Unwritten~*

Sunday, April 05, 2009

*yawn*
*stretches*

Lazy Sunday afternoon!! wah. i can hardly peel my eyelids apart. *snores*

Can't imagine i haven't felt the need/urge to blog in so many donkey yrs. to think i am now in the LAST mth of housemanship! *gasp* that's such a scary thought!!!!

looking back, the past yr has been full of ups and downs, many experiences i have had would be probably the very ones that would accompany me for the rest of my life.

Housemanship.

You covert it when you are a struggling medical student, panicking in the wee hours of the night trying frantically to get hold of your best friend at the end of the other line, practically begging for words of reassurance as you sweat over The Exams that begin the next day. You slog your guts away, look in awe and envy at your seniors The Houseman who have Passed MBBS *oh how god-like they were!) and wonder if your turn will ever come.

Next come The Results Day, when happiness mingled with a sense of relief and a teeny weeny sense of loss/regret that you are now officially an working adult. Student no more! and of course many of us would look forward to our very first pay-cheque! Hoooray! Just ten more years before we can finish repaying our debts!!! :p

The first day of housemanship will forever remain a blissfully blurry fuzzy kind of picture for me; haha i can't really remember how my working life started. er with some briefings i guess?! maybe some sort of welcome? but truthfully you don't really have the luxury to think; too much pent-up adrenaline and sense of impending doom mixed with a desperately trying-not-to-panick feeling is all that i remembered about my first day of work. Some of us have it good, what with superbly nice baby MOs guiding us along whereas some of us have to make do with the NTS MOs who, to be honest were not the best people to show us the ropes. At the end of the day, after many "scuffles" and secret "i-totally-can't-stand-working-with-you" kind of recurring thoughts, many of us eventually got rid of the demons and surprisingly got along rather well with the NTSes. hehe.

I guess for many of us, the first place we started our HO-ship will always feel like home. :D

I remember the trauma of having to change postings at the end of 4 months. The familiar sense of anxiety, self-doubt! Wondering if you will ever get used to the new system, new people, new kind of patients, newly down-sized paediatric veins that you will have to set plugs in! and of course, dealing with obsessing neurotic and overanxious +++++ parents is never a piece of cake. (many a times you will be called to see patients' PARENTS stat, only to be posed a question: Doctor doctor! my child is crying! HOW!?!?! U learn not to jaw-drop too obviously after awhile. haha) and of course at the back of your mind you always have this niggling feeling you will turn out to be the champion of all neurotic parents when you become a parent yourself.

The third posting is in a way, potentially the most enjoyable of them all. We would all have reached a stage where we are comfortabel doing changes, whining about our lack of rest but yet seasoned enough to clock 40 hours straight at work without a wink a sleep and yet do a decent day's work. Competency comes with time. And i personally feel that it is when you know that you aren't embarassingly inadequate as a HO that you begin to chat more and share more with your MOs and regs... No need to paper-bagged your head that often anymore! ahah.

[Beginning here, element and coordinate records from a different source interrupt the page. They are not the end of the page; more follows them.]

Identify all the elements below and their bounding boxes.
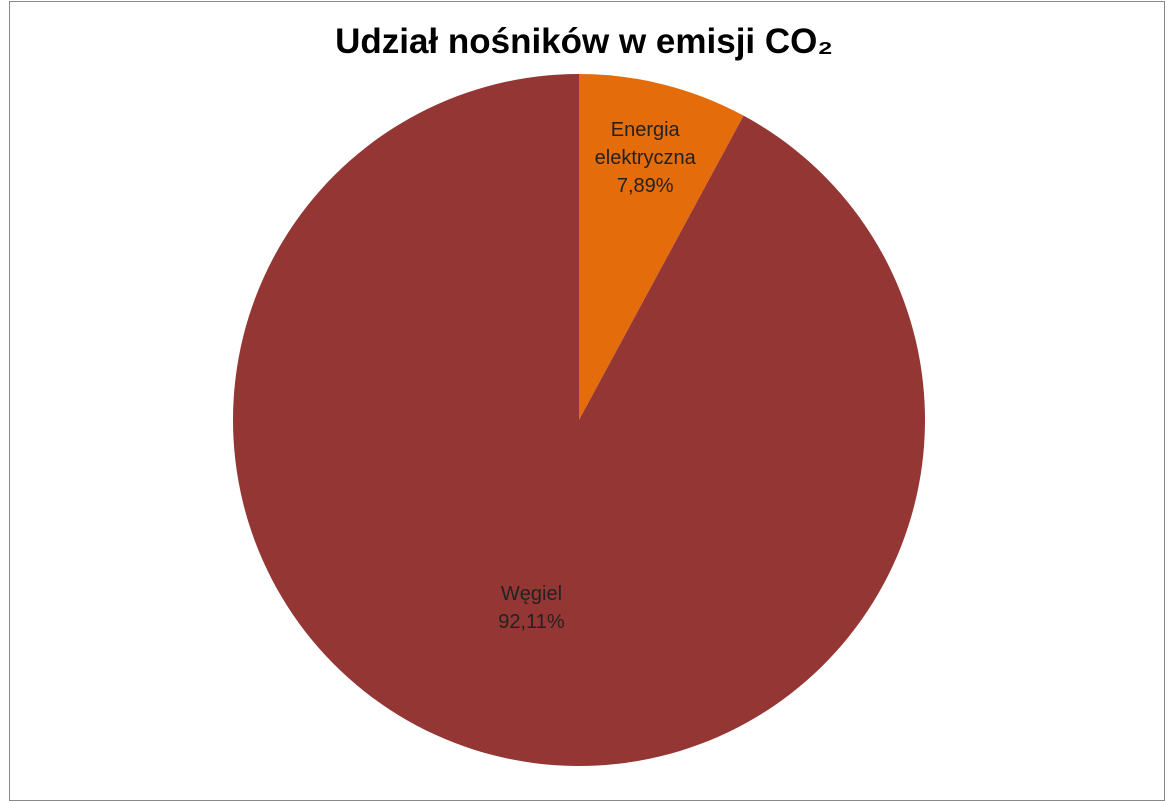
category-label: Węgiel	[500, 582, 563, 605]
pie-slice	[579, 74, 744, 420]
category-label: Energia elektryczna	[594, 119, 696, 170]
chart-title: Udział nośników w emisji CO₂	[335, 22, 833, 61]
value-label: 7,89%	[616, 175, 674, 198]
value-label: 92,11%	[498, 610, 565, 633]
pie-slice	[233, 74, 925, 766]
slice-label: Energia elektryczna 7,89%	[580, 116, 710, 200]
slice-label: Węgiel 92,11%	[466, 580, 596, 636]
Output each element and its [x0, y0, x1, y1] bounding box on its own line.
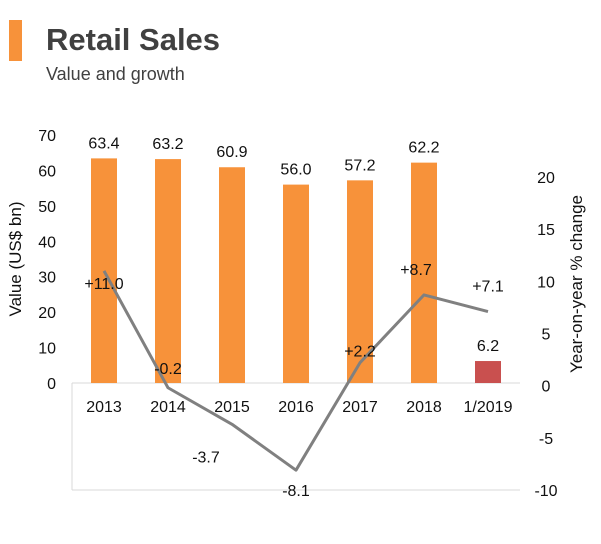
page-subtitle: Value and growth — [46, 64, 185, 84]
title-accent-bar — [9, 20, 22, 61]
y2-tick-label: 10 — [537, 274, 555, 291]
bar-value-label: 6.2 — [477, 338, 499, 355]
x-tick-label: 2013 — [86, 399, 122, 416]
y2-tick-label: 5 — [542, 327, 551, 344]
x-tick-label: 2015 — [214, 399, 250, 416]
y-axis-title: Value (US$ bn) — [6, 202, 25, 317]
x-tick-label: 2018 — [406, 399, 442, 416]
x-tick-label: 1/2019 — [464, 399, 513, 416]
bar-1/2019 — [475, 361, 501, 383]
bar-2017 — [347, 180, 373, 383]
bar-value-label: 62.2 — [408, 140, 439, 157]
y-tick-label: 60 — [38, 163, 56, 180]
y2-tick-label: -10 — [534, 483, 557, 500]
y2-tick-label: -5 — [539, 431, 553, 448]
yoy-change-line — [102, 270, 489, 472]
y-tick-label: 30 — [38, 270, 56, 287]
bar-value-label: 60.9 — [216, 144, 247, 161]
bar-2016 — [283, 184, 309, 383]
bar-2013 — [91, 158, 117, 383]
y2-tick-label: 0 — [542, 379, 551, 396]
line-value-label: -3.7 — [192, 449, 220, 466]
y-tick-label: 50 — [38, 199, 56, 216]
line-value-label: -0.2 — [154, 361, 182, 378]
x-tick-label: 2016 — [278, 399, 314, 416]
line-value-label: +2.2 — [344, 344, 376, 361]
bar-2014 — [155, 159, 181, 383]
bar-value-label: 63.4 — [88, 135, 119, 152]
bar-value-label: 63.2 — [152, 136, 183, 153]
page-title: Retail Sales — [46, 22, 221, 57]
bar-value-label: 56.0 — [280, 162, 311, 179]
y2-tick-label: 20 — [537, 170, 555, 187]
x-tick-label: 2014 — [150, 399, 186, 416]
y-tick-label: 40 — [38, 234, 56, 251]
x-tick-label: 2017 — [342, 399, 378, 416]
bar-2015 — [219, 167, 245, 383]
line-value-label: +11.0 — [84, 276, 123, 293]
y-tick-label: 0 — [47, 376, 56, 393]
y2-tick-label: 15 — [537, 222, 555, 239]
y-tick-label: 70 — [38, 128, 56, 145]
bar-value-label: 57.2 — [344, 157, 375, 174]
line-value-label: -8.1 — [282, 483, 310, 500]
line-value-label: +7.1 — [472, 279, 504, 296]
bar-2018 — [411, 162, 437, 383]
y-tick-label: 10 — [38, 341, 56, 358]
y-tick-label: 20 — [38, 305, 56, 322]
line-value-label: +8.7 — [400, 262, 432, 279]
y2-axis-title: Year-on-year % change — [567, 195, 586, 373]
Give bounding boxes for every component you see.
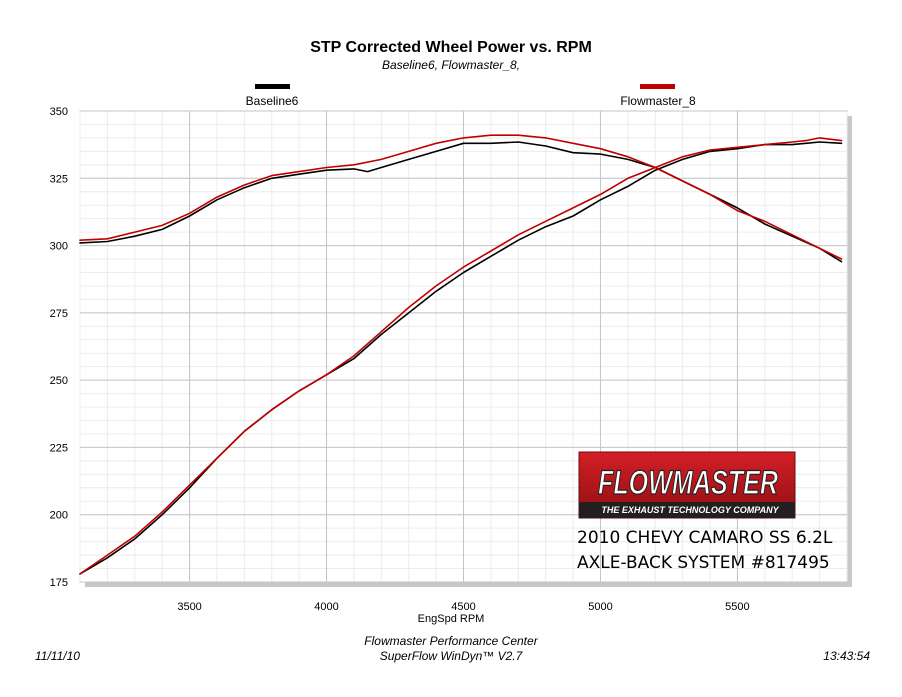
- x-tick-label: 5000: [588, 601, 612, 613]
- series-line-flowmaster-8-power: [79, 134, 843, 260]
- legend-label-flowmaster: Flowmaster_8: [620, 94, 696, 108]
- legend-swatch-flowmaster: [640, 84, 675, 89]
- y-tick-label: 300: [50, 241, 68, 253]
- grid-lines: [79, 110, 848, 583]
- flowmaster-logo: FLOWMASTER THE EXHAUST TECHNOLOGY COMPAN…: [578, 451, 796, 519]
- x-tick-label: 4500: [451, 601, 475, 613]
- logo-brand-text: FLOWMASTER: [598, 464, 778, 502]
- y-axis-ticks: 175 200 225 250 275 300 325 350: [50, 106, 68, 589]
- series-layer: [79, 134, 843, 575]
- chart-title: STP Corrected Wheel Power vs. RPM: [310, 39, 592, 56]
- footer-center-line1: Flowmaster Performance Center: [364, 634, 538, 648]
- y-tick-label: 225: [50, 442, 68, 454]
- y-tick-label: 200: [50, 510, 68, 522]
- y-tick-label: 275: [50, 308, 68, 320]
- footer-date: 11/11/10: [35, 649, 80, 663]
- x-tick-label: 4000: [314, 601, 338, 613]
- y-tick-label: 175: [50, 577, 68, 589]
- series-line-flowmaster-8-torque: [79, 137, 843, 575]
- footer-time: 13:43:54: [823, 649, 870, 663]
- x-tick-label: 3500: [177, 601, 201, 613]
- y-tick-label: 325: [50, 173, 68, 185]
- chart-subtitle: Baseline6, Flowmaster_8,: [382, 58, 520, 72]
- legend-swatch-baseline: [255, 84, 290, 89]
- footer-center-line2: SuperFlow WinDyn™ V2.7: [380, 649, 524, 663]
- x-tick-label: 5500: [725, 601, 749, 613]
- legend-label-baseline: Baseline6: [246, 94, 299, 108]
- x-axis-label: EngSpd RPM: [418, 613, 485, 625]
- y-tick-label: 250: [50, 375, 68, 387]
- x-axis-ticks: 3500 4000 4500 5000 5500: [177, 601, 749, 613]
- exhaust-system-text: AXLE-BACK SYSTEM #817495: [577, 553, 830, 573]
- car-model-text: 2010 CHEVY CAMARO SS 6.2L: [577, 528, 833, 548]
- logo-tagline-text: THE EXHAUST TECHNOLOGY COMPANY: [601, 505, 779, 515]
- y-tick-label: 350: [50, 106, 68, 118]
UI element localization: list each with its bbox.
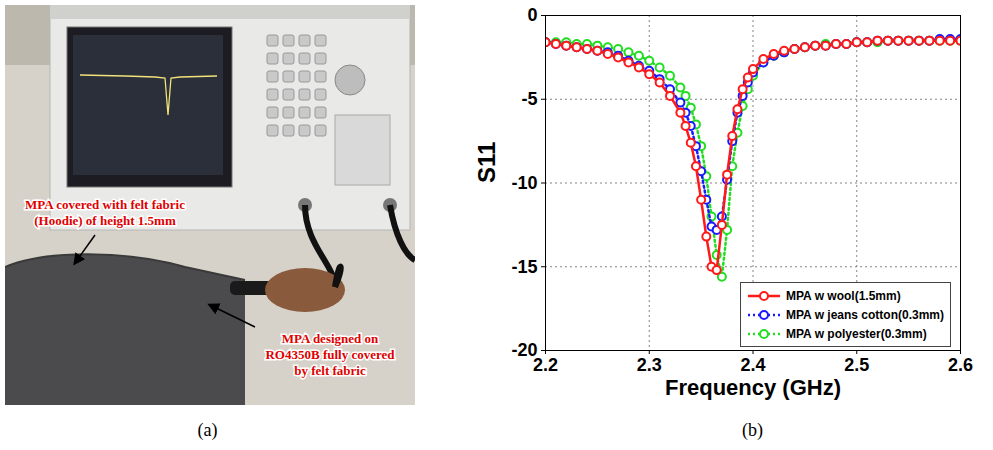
- svg-text:RO4350B fully covered: RO4350B fully covered: [265, 347, 395, 362]
- svg-text:0: 0: [527, 5, 537, 25]
- svg-text:(Hoodie) of height 1.5mm: (Hoodie) of height 1.5mm: [34, 213, 176, 228]
- svg-text:MPA designed on: MPA designed on: [282, 331, 379, 346]
- svg-text:MPA covered with felt fabric: MPA covered with felt fabric: [25, 197, 185, 212]
- svg-text:2.6: 2.6: [948, 355, 973, 375]
- svg-text:RO4350B fully covered: RO4350B fully covered: [265, 347, 395, 362]
- html-text:(b): (b): [742, 420, 763, 440]
- svg-text:2.4: 2.4: [740, 355, 765, 375]
- svg-text:MPA designed on: MPA designed on: [282, 331, 379, 346]
- svg-text:-20: -20: [511, 340, 537, 360]
- svg-text:(Hoodie) of height 1.5mm: (Hoodie) of height 1.5mm: [34, 213, 176, 228]
- svg-text:MPA covered with felt fabric: MPA covered with felt fabric: [25, 197, 185, 212]
- svg-text:-10: -10: [511, 173, 537, 193]
- svg-text:2.2: 2.2: [533, 355, 558, 376]
- svg-text:S11: S11: [473, 142, 500, 183]
- html-text:MPA w wool(1.5mm): MPA w wool(1.5mm): [786, 288, 901, 303]
- svg-text:2.3: 2.3: [637, 355, 662, 375]
- html-text:(a): (a): [197, 420, 218, 440]
- svg-text:by felt fabric: by felt fabric: [294, 363, 366, 378]
- svg-text:-5: -5: [521, 89, 537, 109]
- html-text:MPA w polyester(0.3mm): MPA w polyester(0.3mm): [786, 326, 927, 341]
- html-text:MPA w jeans cotton(0.3mm): MPA w jeans cotton(0.3mm): [786, 307, 944, 322]
- svg-text:by felt fabric: by felt fabric: [294, 363, 366, 378]
- svg-text:-15: -15: [511, 257, 537, 277]
- svg-text:2.5: 2.5: [844, 355, 869, 375]
- svg-text:Frequency (GHz): Frequency (GHz): [665, 375, 841, 400]
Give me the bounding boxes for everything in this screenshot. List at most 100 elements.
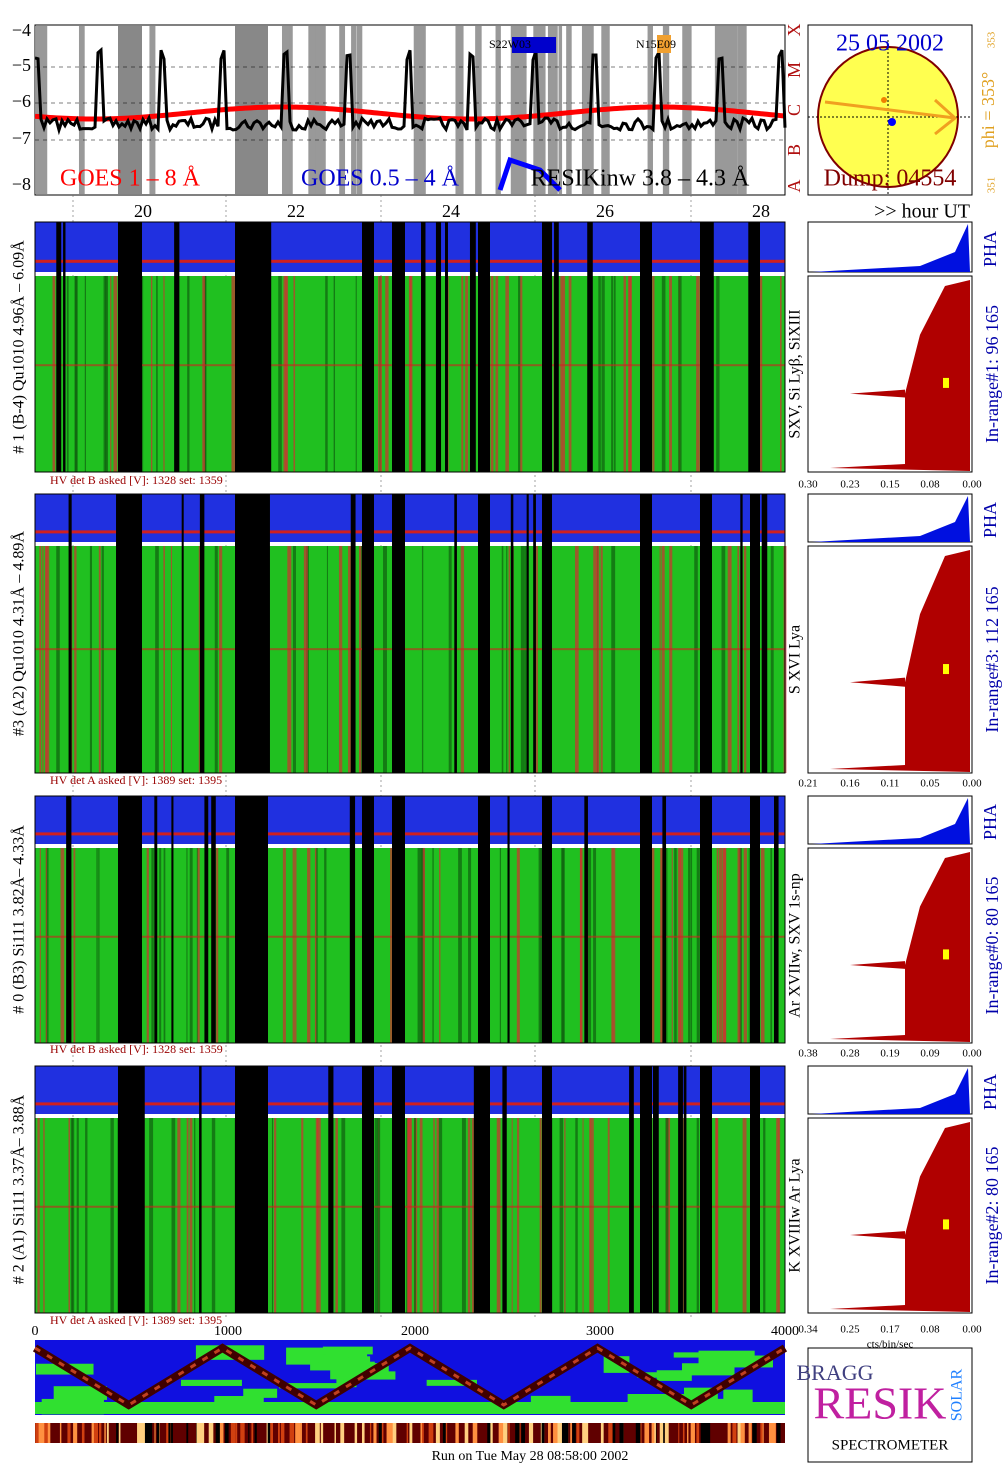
data-gap xyxy=(199,1066,202,1313)
streak xyxy=(151,848,154,1043)
data-gap xyxy=(118,796,142,1043)
hist-shape xyxy=(830,1122,970,1312)
stripe-band xyxy=(199,1423,205,1443)
streak xyxy=(171,1118,176,1313)
data-gap xyxy=(542,796,552,1043)
stripe-band xyxy=(621,1423,624,1443)
stripe-band xyxy=(732,1423,737,1443)
line-trace xyxy=(35,364,785,367)
streak xyxy=(677,848,681,1043)
data-gap xyxy=(478,494,490,773)
blob xyxy=(53,1386,108,1400)
stripe-band xyxy=(455,1423,459,1443)
blob xyxy=(627,1394,693,1403)
streak xyxy=(273,1118,277,1313)
hist-shape xyxy=(830,852,970,1042)
stripe-band xyxy=(651,1423,655,1443)
data-gap xyxy=(502,1066,507,1313)
streak xyxy=(433,1118,435,1313)
streak xyxy=(743,546,747,773)
line-ids: S XVI Lya xyxy=(787,625,804,694)
data-gap xyxy=(181,494,184,773)
data-gap xyxy=(122,494,127,773)
streak xyxy=(45,848,49,1043)
streak xyxy=(419,1118,423,1313)
stripe-band xyxy=(749,1423,755,1443)
data-gap xyxy=(750,222,760,472)
streak xyxy=(341,1118,346,1313)
streak xyxy=(66,276,69,472)
streak xyxy=(763,1118,766,1313)
streak xyxy=(177,1118,181,1313)
streak xyxy=(516,848,520,1043)
streak xyxy=(76,1118,79,1313)
flare-class: B xyxy=(784,144,804,156)
streak xyxy=(511,1118,513,1313)
streak xyxy=(518,276,521,472)
pha-label: PHA xyxy=(980,502,1000,538)
blob xyxy=(681,1363,735,1376)
data-gap xyxy=(700,1066,712,1313)
hist-tick: 0.38 xyxy=(798,1048,818,1060)
hist-line xyxy=(850,389,905,398)
streak xyxy=(271,1118,274,1313)
pha-hist xyxy=(807,795,973,845)
streak xyxy=(105,276,109,472)
streak xyxy=(149,1118,154,1313)
data-gap xyxy=(247,494,252,773)
data-gap xyxy=(63,222,66,472)
data-gap xyxy=(774,796,778,1043)
streak xyxy=(194,1118,196,1313)
streak xyxy=(669,276,672,472)
streak xyxy=(406,1118,408,1313)
pha-label: PHA xyxy=(980,231,1000,267)
stripe-band xyxy=(487,1423,491,1443)
stripe-band xyxy=(635,1423,641,1443)
streak xyxy=(506,546,508,773)
hist-tick: 0.16 xyxy=(840,778,860,790)
data-gap xyxy=(678,1066,683,1313)
data-gap xyxy=(118,494,142,773)
flare-class: M xyxy=(784,62,804,78)
streak xyxy=(163,546,165,773)
streak xyxy=(501,546,504,773)
data-gap xyxy=(542,494,552,773)
hour-tick: 28 xyxy=(752,201,770,221)
hv-info: HV det A asked [V]: 1389 set: 1395 xyxy=(50,773,222,787)
data-gap xyxy=(700,494,712,773)
streak xyxy=(690,848,693,1043)
streak xyxy=(727,546,731,773)
streak xyxy=(659,546,661,773)
streak xyxy=(524,546,529,773)
streak xyxy=(287,546,292,773)
streak xyxy=(650,848,655,1043)
stripe-band xyxy=(118,1423,121,1443)
data-gap xyxy=(478,796,490,1043)
streak xyxy=(163,848,166,1043)
data-gap xyxy=(478,1066,490,1313)
stripe-band xyxy=(768,1423,774,1443)
stripe-band xyxy=(116,1423,119,1443)
streak xyxy=(505,276,509,472)
streak xyxy=(325,276,328,472)
stripe-band xyxy=(442,1423,448,1443)
streak xyxy=(600,546,603,773)
streak xyxy=(561,848,565,1043)
y-tick-label: −8 xyxy=(12,174,31,194)
stripe-band xyxy=(254,1423,257,1443)
streak xyxy=(37,1118,40,1313)
data-gap xyxy=(154,796,158,1043)
in-range: In-range#1: 96 165 xyxy=(982,305,1002,443)
logo-word: BRAGG xyxy=(796,1360,873,1385)
data-gap xyxy=(68,494,72,773)
detector-label: #3 (A2) Qu1010 4.31Å – 4.89Å xyxy=(10,531,28,736)
stripe-band xyxy=(186,1423,189,1443)
data-gap xyxy=(362,222,374,472)
frame xyxy=(34,493,786,774)
data-gap xyxy=(56,222,62,472)
marker xyxy=(943,377,949,388)
gray-band xyxy=(510,26,519,194)
stripe-band xyxy=(700,1423,704,1443)
streak xyxy=(146,848,149,1043)
stripe-band xyxy=(704,1423,709,1443)
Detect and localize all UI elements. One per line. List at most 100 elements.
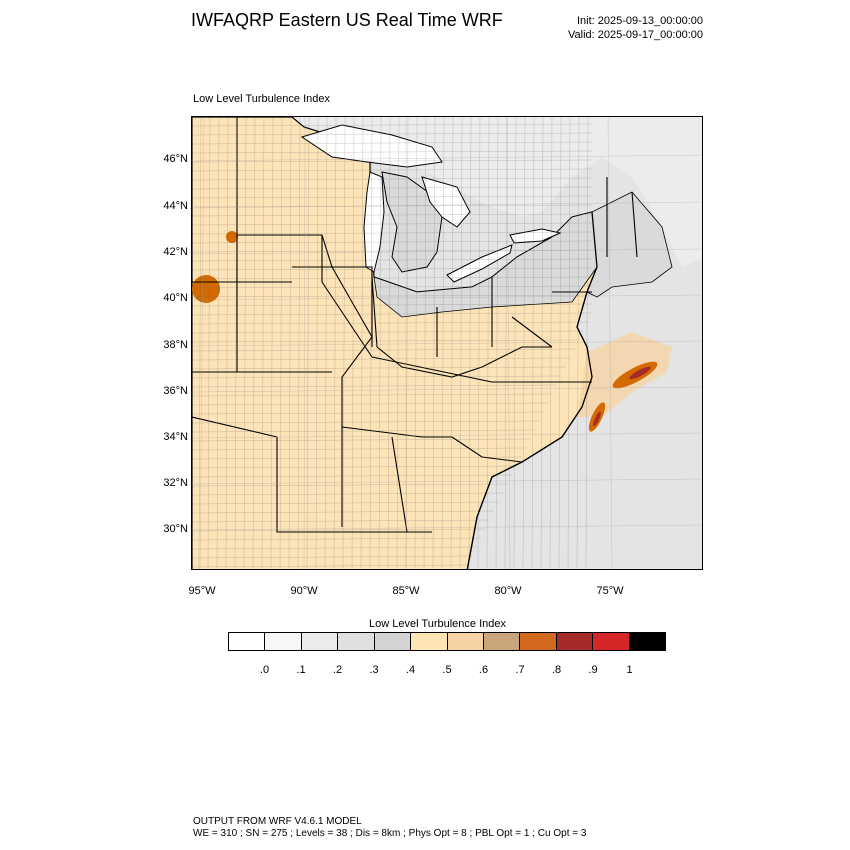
lat-label-34: 34°N: [163, 431, 188, 443]
county-line: [288, 117, 292, 569]
lat-label-36: 36°N: [163, 385, 188, 397]
county-line: [540, 117, 544, 569]
legend-colorbar: [228, 632, 666, 651]
county-line: [513, 117, 517, 569]
legend-tick-label: .7: [515, 664, 525, 676]
county-line: [192, 555, 472, 559]
legend-color-box: [593, 633, 630, 650]
county-line: [192, 501, 499, 505]
county-line: [297, 117, 301, 569]
legend-color-box: [229, 633, 266, 650]
county-line: [192, 285, 593, 289]
county-line: [192, 366, 567, 370]
county-line: [504, 117, 508, 569]
county-line: [486, 117, 490, 569]
legend-tick-label: .2: [332, 664, 343, 676]
county-line: [192, 411, 544, 415]
county-line: [531, 117, 535, 569]
county-line: [324, 117, 328, 569]
county-line: [369, 117, 373, 569]
county-line: [207, 117, 211, 569]
legend-color-box: [447, 633, 484, 650]
county-line: [192, 249, 593, 253]
lat-label-42: 42°N: [163, 246, 188, 258]
county-line: [192, 186, 593, 190]
county-line: [192, 483, 508, 487]
county-line: [192, 150, 593, 154]
valid-time: Valid: 2025-09-17_00:00:00: [568, 29, 703, 41]
county-line: [192, 303, 593, 307]
county-line: [270, 117, 274, 569]
county-line: [225, 117, 229, 569]
legend-tick-label: .5: [442, 664, 452, 676]
county-line: [432, 117, 436, 569]
county-line: [192, 312, 593, 316]
legend-tick-label: .6: [478, 664, 489, 676]
lon-label-95: 95°W: [188, 585, 216, 597]
county-line: [279, 117, 283, 569]
init-valid-times: Init: 2025-09-13_00:00:00 Valid: 2025-09…: [568, 14, 703, 42]
lon-label-80: 80°W: [494, 585, 522, 597]
peak-index-offshore-south: [593, 411, 601, 427]
county-line: [192, 132, 593, 136]
county-line: [192, 429, 535, 433]
county-line: [192, 195, 593, 199]
legend-color-box: [265, 633, 302, 650]
map-canvas: [192, 117, 702, 569]
county-line: [522, 117, 526, 569]
county-line: [192, 447, 526, 451]
lat-label-30: 30°N: [163, 523, 188, 535]
county-line: [333, 117, 337, 569]
legend-color-box: [411, 633, 448, 650]
county-line: [567, 117, 571, 569]
county-line: [477, 117, 481, 569]
county-line: [549, 117, 553, 569]
lat-label-46: 46°N: [163, 153, 188, 165]
peak-index-offshore-north: [629, 366, 651, 380]
county-line: [450, 117, 454, 569]
legend-color-box: [301, 633, 339, 650]
lon-label-85: 85°W: [392, 585, 420, 597]
county-line: [198, 117, 202, 569]
county-line: [351, 117, 355, 569]
county-line: [192, 276, 593, 280]
legend-tick-label: .9: [588, 664, 598, 676]
county-line: [360, 117, 364, 569]
lon-label-90: 90°W: [290, 585, 318, 597]
county-line: [192, 339, 580, 343]
county-line: [342, 117, 346, 569]
county-line: [192, 330, 585, 334]
county-line: [192, 384, 558, 388]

The impending end of HO-ship is the mark of another chapter, another challenge, another new wave of paper-bagging for us all. And i can't help but feel very sad that i will be turning into a MO, and from then onwards my class of '2008 would be scattered all over Singapore, each pursuing our own desitinies. It is kind of sad to come to realise that no longer will you be seeing familiar faces among your fellow peers, more often than not your fellow MOs will be people you have never seen before, and who may be so caught up in their exam prep that they may not even take a second look at you. HOship has been fun, despite all the horribly long hours of work. You find joy in helping your peers who have so often offered a helping hand when you were drowning in oodles of work. You find joy bitching together about the system, about the infamously horrid bosses, about the low pay, the bitchy secretaries, the horrible food, the nasty patients. haha.



i somehow have this feeling that the houseman yrs would be sorely missed, even though we are phytoplankton turning amoebae. And perhaps being a plankton is more carefree then being an amoebae bah. At least there's always plenty of sympathetic phytoplankton willing to lend their ears for your grouses.